En France, la hausse du nombre de demandeurs d’emplois s’est accélérée en novembre alors que l’activité dans la construction résidentielle demeure positivement orientée avec des mises en chantier à plus de 410 000 l’an et des permis à plus de 550 000.
Au sein des pays émergents, les contrastes s’accentuent.
En Corée, la production industrielle a inscrit en novembre un nouveau record. Mesurée sur un an, son avance ressort à 5,9 % mais sur trois mois elle est de plus de 14 % l’an. Certes, les ventes au détail ont reculé en volume mais le repli s’opère à partir d’un niveau élevé. Surtout les exportations continuent de se redresser, contribuant au gonflement des excédents commerciaux et courants.

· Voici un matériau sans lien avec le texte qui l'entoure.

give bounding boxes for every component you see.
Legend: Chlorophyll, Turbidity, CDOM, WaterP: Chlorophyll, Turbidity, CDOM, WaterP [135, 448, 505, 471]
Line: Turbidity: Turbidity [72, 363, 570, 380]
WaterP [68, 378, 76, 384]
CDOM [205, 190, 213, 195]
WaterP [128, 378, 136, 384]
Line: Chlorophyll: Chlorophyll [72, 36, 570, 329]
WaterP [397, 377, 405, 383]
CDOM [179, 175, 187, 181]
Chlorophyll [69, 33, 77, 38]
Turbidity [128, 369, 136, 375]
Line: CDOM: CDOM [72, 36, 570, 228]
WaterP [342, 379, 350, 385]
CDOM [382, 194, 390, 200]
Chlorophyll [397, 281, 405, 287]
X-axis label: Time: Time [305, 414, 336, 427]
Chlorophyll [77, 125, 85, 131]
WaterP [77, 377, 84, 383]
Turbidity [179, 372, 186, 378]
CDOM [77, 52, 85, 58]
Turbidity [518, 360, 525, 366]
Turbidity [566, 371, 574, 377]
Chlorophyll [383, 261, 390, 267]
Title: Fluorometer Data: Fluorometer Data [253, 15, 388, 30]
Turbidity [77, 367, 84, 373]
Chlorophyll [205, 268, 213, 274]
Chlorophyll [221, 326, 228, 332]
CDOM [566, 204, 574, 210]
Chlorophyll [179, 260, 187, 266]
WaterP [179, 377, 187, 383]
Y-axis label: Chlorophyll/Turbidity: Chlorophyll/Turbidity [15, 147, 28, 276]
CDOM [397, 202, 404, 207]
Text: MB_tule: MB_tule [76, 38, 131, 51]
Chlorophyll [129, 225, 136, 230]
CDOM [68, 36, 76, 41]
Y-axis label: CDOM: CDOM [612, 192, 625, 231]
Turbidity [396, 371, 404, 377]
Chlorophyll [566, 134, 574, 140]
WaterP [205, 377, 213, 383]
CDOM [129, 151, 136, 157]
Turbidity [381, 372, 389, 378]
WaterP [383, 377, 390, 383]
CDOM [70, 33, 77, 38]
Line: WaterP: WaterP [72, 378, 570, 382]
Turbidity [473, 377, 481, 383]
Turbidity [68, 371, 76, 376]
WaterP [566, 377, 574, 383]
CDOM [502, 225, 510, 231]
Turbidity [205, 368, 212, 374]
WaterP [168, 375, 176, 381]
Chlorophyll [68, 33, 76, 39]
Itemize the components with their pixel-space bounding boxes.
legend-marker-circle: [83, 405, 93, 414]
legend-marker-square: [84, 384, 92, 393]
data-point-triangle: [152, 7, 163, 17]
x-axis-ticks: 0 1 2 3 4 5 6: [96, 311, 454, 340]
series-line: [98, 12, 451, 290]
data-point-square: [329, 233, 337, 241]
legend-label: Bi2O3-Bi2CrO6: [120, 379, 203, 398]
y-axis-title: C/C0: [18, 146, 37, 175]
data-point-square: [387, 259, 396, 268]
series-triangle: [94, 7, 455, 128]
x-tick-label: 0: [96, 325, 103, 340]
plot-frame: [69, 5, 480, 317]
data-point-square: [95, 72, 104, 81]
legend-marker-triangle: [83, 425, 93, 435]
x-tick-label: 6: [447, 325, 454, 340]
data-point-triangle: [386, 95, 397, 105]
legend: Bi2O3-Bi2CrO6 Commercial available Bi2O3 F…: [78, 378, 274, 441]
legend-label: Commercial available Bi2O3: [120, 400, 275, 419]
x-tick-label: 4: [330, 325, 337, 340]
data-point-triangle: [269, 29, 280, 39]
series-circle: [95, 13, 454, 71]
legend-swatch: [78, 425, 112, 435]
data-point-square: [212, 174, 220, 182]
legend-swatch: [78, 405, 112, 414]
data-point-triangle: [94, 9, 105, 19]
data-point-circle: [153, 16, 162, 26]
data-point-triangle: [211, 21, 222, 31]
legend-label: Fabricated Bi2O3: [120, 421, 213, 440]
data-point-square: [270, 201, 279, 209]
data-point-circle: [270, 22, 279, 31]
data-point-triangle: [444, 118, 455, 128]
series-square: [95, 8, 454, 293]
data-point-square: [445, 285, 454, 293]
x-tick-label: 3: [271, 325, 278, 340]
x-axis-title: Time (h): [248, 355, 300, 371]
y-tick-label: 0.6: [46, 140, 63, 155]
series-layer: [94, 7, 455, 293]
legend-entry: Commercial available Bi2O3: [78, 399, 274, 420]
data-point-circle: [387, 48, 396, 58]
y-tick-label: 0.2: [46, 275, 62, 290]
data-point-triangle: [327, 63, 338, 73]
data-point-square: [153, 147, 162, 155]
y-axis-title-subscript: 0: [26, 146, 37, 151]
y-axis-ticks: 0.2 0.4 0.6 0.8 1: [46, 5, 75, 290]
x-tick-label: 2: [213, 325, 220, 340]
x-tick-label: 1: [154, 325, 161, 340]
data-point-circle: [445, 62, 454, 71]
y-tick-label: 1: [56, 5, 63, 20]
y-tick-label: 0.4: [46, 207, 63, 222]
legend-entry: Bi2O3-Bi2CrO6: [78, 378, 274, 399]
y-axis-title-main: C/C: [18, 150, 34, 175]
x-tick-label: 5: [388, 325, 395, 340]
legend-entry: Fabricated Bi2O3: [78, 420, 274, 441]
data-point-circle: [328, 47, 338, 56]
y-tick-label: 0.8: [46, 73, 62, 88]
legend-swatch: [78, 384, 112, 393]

Au Brésil, en revanche, les indicateurs restent mal orientés. La production d’acier a ainsi encore baissé en novembre, de même que l’emploi manufacturier. Sur les trois derniers mois, celui-ci est en baisse au rythme de 2,4 % l’an. Curieusement, ceci n’empêche pas le taux de chômage d’inscrire un nouveau plus bas à 5,5 %. Les exportations, connues jusqu’en décembre, ont par ailleurs cessé de progresser en valeur nominale.
En Russie, l’emploi salarié a rebondi en novembre et le taux de chômage est resté stable au niveau bas de 6,6 %. L’inflation salariale s’accélère en nominal et aussi en réel malgré la hausse des prix à la consommation de 0,4 %, ce qui laisse espérer une accélération de la demande des ménages d’autant que la politique monétaire reste accommodante. En novembre, la masse monétaire M2 est en hausse de plus de 20 % sur un an et de plus de 28 % l’an sur trois mois.
Au Japon, la production industrielle a rechuté en novembre : -2,6 %, de même que les ventes au détail. La discipline salariale reste stricte : le salaire mensuel moyen est en baisse de 0,4 % sur un an et sur les trois derniers mois il l’est au rythme de 1,8 % l’an. Il est vrai que les prix à la consommation reculent encore : -0,2 % en novembre, soit -0,5 % sur un an et -0,8 % l’an sur trois mois.